Dadaş ve Dadaşlık üzerinde yazılanlara baktığımızda ortak bir tanımın olmadığı görmekteyiz.
Ancak yapılan tüm tanımlamalar gelip yiğitlik, kahramanlık ve doğruluk üzerinde buluşmaktadırlar. Dadaş ve Dadaşlık bir sosyal – kültürel değer olarak Erzurum da karşımıza çıkmaktadır. Dolayısıyla bu iki kavramın felsefi dayanağını yani ruhunu Erzurum’un tarihi, coğrafyası ve kültürü içerisinde aramamız gerekmektedir. Yani dadaşlık şifrelerini Erzurum kendi içinde saklamaktadır. İsterseniz hep birlikte bu şifreleri çözmeye çalışalım.
Erzurum Fırat ırmağının bereketi nedeniyle zengin olan bir bölgede kurulan medeniyetlerin birbirleriyle alışveriş ettikleri bir geçit noktası üzerinde kurulmuştur. Bu ister istemez Erzurum'u bir ticaret merkezi ve medeniyetlerin geçiş noktası haline getirmiştir. Bu geçiş noktası Anadolu, Kafkasya ve İran’ın bağlantı noktası olmuş ve bölgede hâkimiyet kurmak isteyen bütün ülkelerin değer verdiği stratejik bir merkez haline getirmiştir. Bundan dolayı Erzurum’da bir taraftan ticari, diğer taraftan kültürel teşkilatlanmalar şehrin sosyal yapısında ön plana çıkartırken diğer taraftan da şehrin aynı zamanda bir askeri üst olmasına da neden olmuştur.

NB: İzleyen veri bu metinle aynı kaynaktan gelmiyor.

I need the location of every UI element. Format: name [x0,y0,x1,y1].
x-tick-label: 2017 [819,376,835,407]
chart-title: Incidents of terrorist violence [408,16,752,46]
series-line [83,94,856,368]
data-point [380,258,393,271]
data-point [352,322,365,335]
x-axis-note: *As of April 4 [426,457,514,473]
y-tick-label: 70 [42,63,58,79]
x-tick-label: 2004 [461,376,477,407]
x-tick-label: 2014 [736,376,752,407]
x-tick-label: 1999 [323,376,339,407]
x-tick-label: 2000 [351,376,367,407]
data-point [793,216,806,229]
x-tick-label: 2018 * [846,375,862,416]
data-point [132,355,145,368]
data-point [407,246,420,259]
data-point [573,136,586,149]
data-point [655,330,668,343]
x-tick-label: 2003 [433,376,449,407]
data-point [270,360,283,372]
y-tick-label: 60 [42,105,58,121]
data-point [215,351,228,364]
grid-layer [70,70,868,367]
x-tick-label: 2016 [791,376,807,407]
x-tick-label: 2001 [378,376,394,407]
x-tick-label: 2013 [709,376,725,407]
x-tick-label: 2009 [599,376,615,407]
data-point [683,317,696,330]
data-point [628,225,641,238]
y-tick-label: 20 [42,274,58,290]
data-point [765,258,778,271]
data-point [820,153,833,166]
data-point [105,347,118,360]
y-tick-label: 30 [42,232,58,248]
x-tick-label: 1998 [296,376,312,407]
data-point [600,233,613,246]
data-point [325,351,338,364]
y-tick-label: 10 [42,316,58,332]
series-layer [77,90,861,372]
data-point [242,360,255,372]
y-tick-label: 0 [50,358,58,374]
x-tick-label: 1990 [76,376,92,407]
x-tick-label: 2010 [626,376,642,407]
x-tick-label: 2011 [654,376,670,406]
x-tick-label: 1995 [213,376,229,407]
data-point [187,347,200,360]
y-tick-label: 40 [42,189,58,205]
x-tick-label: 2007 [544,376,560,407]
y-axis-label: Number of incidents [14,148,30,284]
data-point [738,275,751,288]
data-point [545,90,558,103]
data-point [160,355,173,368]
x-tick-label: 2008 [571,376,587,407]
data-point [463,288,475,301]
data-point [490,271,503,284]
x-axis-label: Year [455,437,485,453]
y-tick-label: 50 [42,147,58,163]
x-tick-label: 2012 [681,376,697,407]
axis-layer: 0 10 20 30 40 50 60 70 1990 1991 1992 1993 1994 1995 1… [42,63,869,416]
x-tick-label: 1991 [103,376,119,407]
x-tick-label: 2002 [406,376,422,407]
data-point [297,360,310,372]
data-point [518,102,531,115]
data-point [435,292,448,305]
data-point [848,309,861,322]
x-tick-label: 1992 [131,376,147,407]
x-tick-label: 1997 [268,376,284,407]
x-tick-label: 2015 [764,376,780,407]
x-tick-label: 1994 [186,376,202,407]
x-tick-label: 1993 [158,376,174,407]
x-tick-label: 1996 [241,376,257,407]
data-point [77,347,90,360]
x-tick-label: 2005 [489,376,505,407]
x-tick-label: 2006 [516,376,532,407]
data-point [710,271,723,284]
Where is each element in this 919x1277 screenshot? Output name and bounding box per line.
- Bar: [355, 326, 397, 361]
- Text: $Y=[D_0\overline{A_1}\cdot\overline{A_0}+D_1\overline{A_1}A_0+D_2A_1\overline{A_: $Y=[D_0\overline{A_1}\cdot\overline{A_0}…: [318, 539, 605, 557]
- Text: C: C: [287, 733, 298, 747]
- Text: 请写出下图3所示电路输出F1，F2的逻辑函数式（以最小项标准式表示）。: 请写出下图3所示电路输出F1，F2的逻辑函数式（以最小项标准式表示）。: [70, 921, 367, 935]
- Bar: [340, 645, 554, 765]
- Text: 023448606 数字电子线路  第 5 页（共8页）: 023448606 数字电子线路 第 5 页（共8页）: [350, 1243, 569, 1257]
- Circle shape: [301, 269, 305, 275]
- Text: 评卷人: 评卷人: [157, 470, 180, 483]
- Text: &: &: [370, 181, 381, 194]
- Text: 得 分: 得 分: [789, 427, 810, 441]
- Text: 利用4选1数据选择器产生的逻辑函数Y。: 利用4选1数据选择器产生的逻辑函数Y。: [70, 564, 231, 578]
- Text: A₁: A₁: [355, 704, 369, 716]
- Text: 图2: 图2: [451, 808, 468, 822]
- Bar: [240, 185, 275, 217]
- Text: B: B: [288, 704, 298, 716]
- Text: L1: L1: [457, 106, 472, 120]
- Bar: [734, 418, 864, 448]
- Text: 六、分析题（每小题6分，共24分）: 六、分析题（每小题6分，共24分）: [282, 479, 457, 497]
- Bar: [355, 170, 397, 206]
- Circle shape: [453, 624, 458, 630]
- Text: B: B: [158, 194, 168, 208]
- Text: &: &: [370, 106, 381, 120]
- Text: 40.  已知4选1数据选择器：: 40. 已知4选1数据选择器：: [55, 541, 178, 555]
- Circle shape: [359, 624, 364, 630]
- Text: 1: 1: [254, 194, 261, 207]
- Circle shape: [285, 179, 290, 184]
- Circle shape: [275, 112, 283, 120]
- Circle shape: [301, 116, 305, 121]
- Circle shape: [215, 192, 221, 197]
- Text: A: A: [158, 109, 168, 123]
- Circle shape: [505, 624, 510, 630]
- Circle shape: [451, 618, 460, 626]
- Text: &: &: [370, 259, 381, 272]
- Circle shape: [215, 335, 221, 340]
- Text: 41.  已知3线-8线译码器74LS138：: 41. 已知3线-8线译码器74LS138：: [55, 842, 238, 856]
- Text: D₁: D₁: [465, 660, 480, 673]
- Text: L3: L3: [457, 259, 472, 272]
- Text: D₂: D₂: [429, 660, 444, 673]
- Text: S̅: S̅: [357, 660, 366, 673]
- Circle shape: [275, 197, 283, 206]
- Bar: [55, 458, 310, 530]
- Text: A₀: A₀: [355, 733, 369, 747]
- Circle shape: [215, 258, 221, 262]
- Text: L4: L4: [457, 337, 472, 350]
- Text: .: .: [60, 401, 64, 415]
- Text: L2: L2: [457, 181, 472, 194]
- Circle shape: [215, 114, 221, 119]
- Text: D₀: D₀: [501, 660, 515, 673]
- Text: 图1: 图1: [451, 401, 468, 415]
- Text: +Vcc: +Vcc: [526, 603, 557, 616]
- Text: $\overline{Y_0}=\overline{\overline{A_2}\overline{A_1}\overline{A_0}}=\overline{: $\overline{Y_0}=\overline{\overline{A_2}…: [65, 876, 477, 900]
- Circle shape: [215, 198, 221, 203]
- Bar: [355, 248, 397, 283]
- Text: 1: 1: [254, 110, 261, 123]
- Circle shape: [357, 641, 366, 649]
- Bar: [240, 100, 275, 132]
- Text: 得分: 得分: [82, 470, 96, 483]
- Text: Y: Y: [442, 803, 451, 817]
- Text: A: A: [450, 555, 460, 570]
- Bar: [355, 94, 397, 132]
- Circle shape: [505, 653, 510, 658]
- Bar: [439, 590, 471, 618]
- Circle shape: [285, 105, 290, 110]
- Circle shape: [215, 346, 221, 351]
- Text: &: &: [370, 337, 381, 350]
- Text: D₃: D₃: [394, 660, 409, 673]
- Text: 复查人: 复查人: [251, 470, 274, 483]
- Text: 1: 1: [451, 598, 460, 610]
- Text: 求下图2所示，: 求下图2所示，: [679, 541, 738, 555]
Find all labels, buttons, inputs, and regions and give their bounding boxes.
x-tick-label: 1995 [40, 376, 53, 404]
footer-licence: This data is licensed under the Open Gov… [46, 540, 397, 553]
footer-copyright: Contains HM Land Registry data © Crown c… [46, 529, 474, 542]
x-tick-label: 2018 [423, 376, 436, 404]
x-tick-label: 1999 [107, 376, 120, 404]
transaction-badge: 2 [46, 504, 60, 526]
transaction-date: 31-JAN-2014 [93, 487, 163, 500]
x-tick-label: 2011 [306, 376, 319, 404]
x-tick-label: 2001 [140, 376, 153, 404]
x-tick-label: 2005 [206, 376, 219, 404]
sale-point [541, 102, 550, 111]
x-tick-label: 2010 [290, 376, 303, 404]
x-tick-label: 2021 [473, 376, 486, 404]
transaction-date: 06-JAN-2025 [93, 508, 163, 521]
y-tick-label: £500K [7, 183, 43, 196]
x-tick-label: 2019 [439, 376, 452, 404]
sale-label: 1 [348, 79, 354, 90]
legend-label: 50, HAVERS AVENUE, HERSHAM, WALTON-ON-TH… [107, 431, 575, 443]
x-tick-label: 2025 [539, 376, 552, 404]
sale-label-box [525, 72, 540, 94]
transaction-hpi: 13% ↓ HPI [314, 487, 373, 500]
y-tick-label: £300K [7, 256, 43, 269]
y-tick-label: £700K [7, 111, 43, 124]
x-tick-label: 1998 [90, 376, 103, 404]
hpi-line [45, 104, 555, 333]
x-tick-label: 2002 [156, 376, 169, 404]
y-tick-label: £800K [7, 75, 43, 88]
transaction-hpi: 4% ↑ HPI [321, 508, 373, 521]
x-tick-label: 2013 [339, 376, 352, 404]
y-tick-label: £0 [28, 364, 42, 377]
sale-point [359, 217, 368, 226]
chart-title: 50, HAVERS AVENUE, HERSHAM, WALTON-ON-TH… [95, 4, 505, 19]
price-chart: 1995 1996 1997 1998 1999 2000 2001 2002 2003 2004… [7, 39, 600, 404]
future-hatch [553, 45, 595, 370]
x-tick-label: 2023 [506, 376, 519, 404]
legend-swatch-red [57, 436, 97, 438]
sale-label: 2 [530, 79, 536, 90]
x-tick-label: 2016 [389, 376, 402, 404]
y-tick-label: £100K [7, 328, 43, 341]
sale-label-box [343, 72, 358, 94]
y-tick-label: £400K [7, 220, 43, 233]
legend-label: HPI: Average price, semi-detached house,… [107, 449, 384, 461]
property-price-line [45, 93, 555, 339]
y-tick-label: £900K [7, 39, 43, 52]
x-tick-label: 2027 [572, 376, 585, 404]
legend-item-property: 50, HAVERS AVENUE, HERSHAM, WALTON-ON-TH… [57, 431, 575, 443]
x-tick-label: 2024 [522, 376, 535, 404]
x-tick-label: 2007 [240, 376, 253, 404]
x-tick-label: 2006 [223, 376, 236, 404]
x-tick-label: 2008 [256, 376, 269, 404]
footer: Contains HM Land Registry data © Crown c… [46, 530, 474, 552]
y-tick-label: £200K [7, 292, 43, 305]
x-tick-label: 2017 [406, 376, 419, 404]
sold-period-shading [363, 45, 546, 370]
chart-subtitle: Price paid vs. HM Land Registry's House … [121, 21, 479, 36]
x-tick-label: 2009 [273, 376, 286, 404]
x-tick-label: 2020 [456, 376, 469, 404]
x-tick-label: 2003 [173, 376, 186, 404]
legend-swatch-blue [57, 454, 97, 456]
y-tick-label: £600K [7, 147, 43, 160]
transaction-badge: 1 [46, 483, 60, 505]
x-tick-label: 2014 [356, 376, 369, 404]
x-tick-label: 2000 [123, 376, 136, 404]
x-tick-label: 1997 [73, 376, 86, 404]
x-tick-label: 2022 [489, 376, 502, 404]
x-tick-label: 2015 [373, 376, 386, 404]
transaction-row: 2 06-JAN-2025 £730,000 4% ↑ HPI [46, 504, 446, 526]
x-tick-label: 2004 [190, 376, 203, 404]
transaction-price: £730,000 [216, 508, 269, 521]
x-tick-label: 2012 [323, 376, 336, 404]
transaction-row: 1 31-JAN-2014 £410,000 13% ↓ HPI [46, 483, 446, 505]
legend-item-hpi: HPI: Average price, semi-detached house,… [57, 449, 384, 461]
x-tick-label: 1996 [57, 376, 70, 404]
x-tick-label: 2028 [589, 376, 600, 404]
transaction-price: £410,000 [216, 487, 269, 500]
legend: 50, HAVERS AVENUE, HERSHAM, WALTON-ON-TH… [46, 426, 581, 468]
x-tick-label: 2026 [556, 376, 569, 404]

Kış süresinin uzunluğu ve sertliği toplumsal hayatı daha çok kapalı mekânlar içerisinde şekillendirmiştir. Bölgenin Türk İslam medeniyeti içerisinde yer aldığını da hatırlasak ve bir de buna coğrafi koşulları eklersek Erzurum’da insan karakterinin nasıl şekillendiğini yani dadaşlık karakterinin şifrelerini çözebiliriz.
Erzurum'a gelen seyyahların büyük bir kısmı Erzurum'u yüksekliği nedeniyle kartal yuvasına benzetmişlerdir. Bu yuva, yüksekliğinden ve bulunduğu coğrafik yapı neticesinde kışları sert geçen karasal iklimin tesirinde kalmıştır. İbn-i Haldun mukaddemesinde belirttiği gibi iklim insanların karakterleri üzerinde etkili olmaktadır. Bu iklim insanının genelde sert mizaçlı, kendine güvenen, ihtiyatlı davranan, mücadeleci bir karaktere sahip oldukları bilinmektedir. Bu karakter analizinin birçok noktada Erzurum insanı ile uyuştuğunu görebiliriz.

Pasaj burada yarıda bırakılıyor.